Our verdict: There’s something about the Mountaineers that we think will make them a second-weekend team in the NCAA Tournament, so we have to side with our friends at KenPom here. The Mountaineers are a tough, experienced squad (five of their top six guys in the rotation are upperclassmen), and they don’t back down from any challenge, no matter the location. We’ll watch them with a keen eye this next week, though, as they face Villanova and Pittsburgh. In seven days we’ll have a better grasp on where WVU stacks up.

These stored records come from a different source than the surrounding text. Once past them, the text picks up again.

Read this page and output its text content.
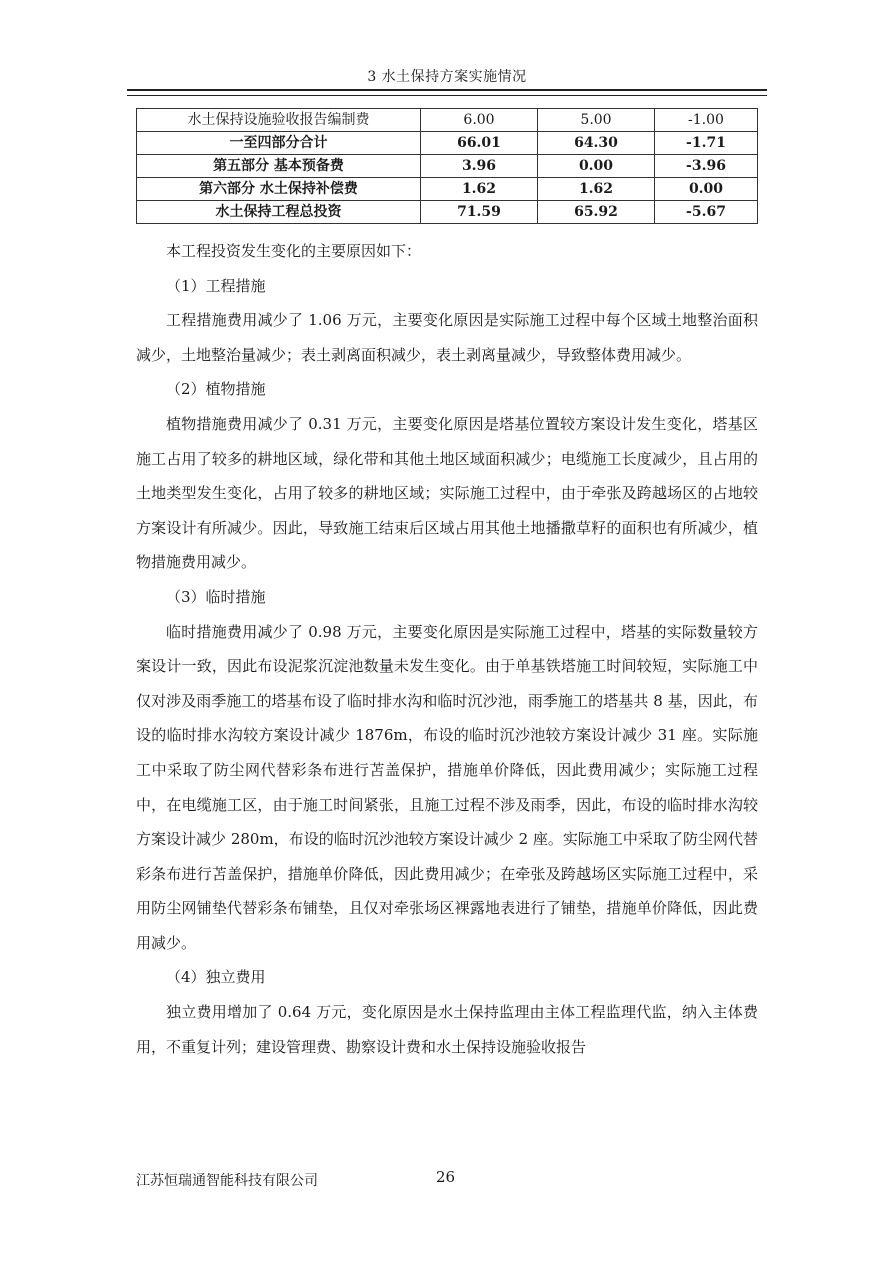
3 水土保持方案实施情况
水土保持设施验收报告编制费	6.00	5.00	-1.00
一至四部分合计	66.01	64.30	-1.71
第五部分 基本预备费	3.96	0.00	-3.96
第六部分 水土保持补偿费	1.62	1.62	0.00
水土保持工程总投资	71.59	65.92	-5.67

本工程投资发生变化的主要原因如下：

（1）工程措施

工程措施费用减少了 1.06 万元，主要变化原因是实际施工过程中每个区域土地整治面积减少，土地整治量减少；表土剥离面积减少，表土剥离量减少，导致整体费用减少。

（2）植物措施

植物措施费用减少了 0.31 万元，主要变化原因是塔基位置较方案设计发生变化，塔基区施工占用了较多的耕地区域，绿化带和其他土地区域面积减少；电缆施工长度减少，且占用的土地类型发生变化，占用了较多的耕地区域；实际施工过程中，由于牵张及跨越场区的占地较方案设计有所减少。因此，导致施工结束后区域占用其他土地播撒草籽的面积也有所减少，植物措施费用减少。

（3）临时措施

临时措施费用减少了 0.98 万元，主要变化原因是实际施工过程中，塔基的实际数量较方案设计一致，因此布设泥浆沉淀池数量未发生变化。由于单基铁塔施工时间较短，实际施工中仅对涉及雨季施工的塔基布设了临时排水沟和临时沉沙池，雨季施工的塔基共 8 基，因此，布设的临时排水沟较方案设计减少 1876m，布设的临时沉沙池较方案设计减少 31 座。实际施工中采取了防尘网代替彩条布进行苫盖保护，措施单价降低，因此费用减少；实际施工过程中，在电缆施工区，由于施工时间紧张，且施工过程不涉及雨季，因此，布设的临时排水沟较方案设计减少 280m，布设的临时沉沙池较方案设计减少 2 座。实际施工中采取了防尘网代替彩条布进行苫盖保护，措施单价降低，因此费用减少；在牵张及跨越场区实际施工过程中，采用防尘网铺垫代替彩条布铺垫，且仅对牵张场区裸露地表进行了铺垫，措施单价降低，因此费用减少。

（4）独立费用

独立费用增加了 0.64 万元，变化原因是水土保持监理由主体工程监理代监，纳入主体费用，不重复计列；建设管理费、勘察设计费和水土保持设施验收报告

江苏恒瑞通智能科技有限公司	26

Your Seven-Day All-Americans
Jimmer Fredette, guard, BYU — This is The Jimmer’s third-straight week on the team as he steadily builds his case for player of the year. This week Fredette scored 43 points in BYU’s epic clash with San Diego State, and then he dropped 32 in a loss at New Mexico (always a tough place to play). In the seven games since he scored 13 points against Fresno Pacific on Jan. 1 (he only played 22 minutes), Fredette has topped 30 five times and has gone over 40 three times.
Darius Morris, guard, Michigan — Morris recorded the first conference-play triple-double in Michigan history when he posted a 12-10-11 in the Wolverines’ win over Iowa. When TWTW read about Morris’ feat, we have to admit we were shocked that no one from the Fab Five ever achieved it.
Klay Thompson, forward, Washington State — Thompson scored 25 points to go along with five steals and four assists in the Cougars’ upset of rival Washington on Sunday night. Thompson leads the Pac-10 in scoring this year at 22.3 PPG, and all of his other numbers are up from last year, including a jump from 2.3 to 4.4 in APG and 36.4% to 43% in 3-point shooting.
Harrison Barnes, forward, North Carolina — Now this is the Harriosn Barnes UNC thought it was going to get from day one. Barnes made big shot after big shot down the stretch at Miami (including a shot-clock beating trey that proved to be the game winner over the ’Canes). Then, on Saturday, he scored a career-high 25 points as the Tar Heels blasted N.C. State.
Jared Sullinger, center, Ohio State — It was just another run of the mill week for Sullinger: 17 points, seven boards against Purdue; 21 points, eight rebounds at Northwestern. The Jimmer has overshadowed Sulligner’s recent play, but he’s got a reserved spot on TWTW’s roster.
Tobias Harris, forward, Tennessee — UT coach Bruce Pearl said Monday that Harris is a legitimate freshman All-America candidate. Co-signed. Harris is averaging 14.3 PPG and 9.7 RPG in SEC play, and he just was named SEC Freshman of the Week after posting 8.5 PPG, 11.5 RPG, 2.5 APG and 2 SPG in wins over LSU and Ole Miss.
Jeremy Lamb, guard, UConn — Lamb is developing into a nice Robin to Kemba Walker’s Batman. Lamb averaged 22 PPG this week to win Big East Freshman of the Week honors. Lamb has reached double figures in five-straight games.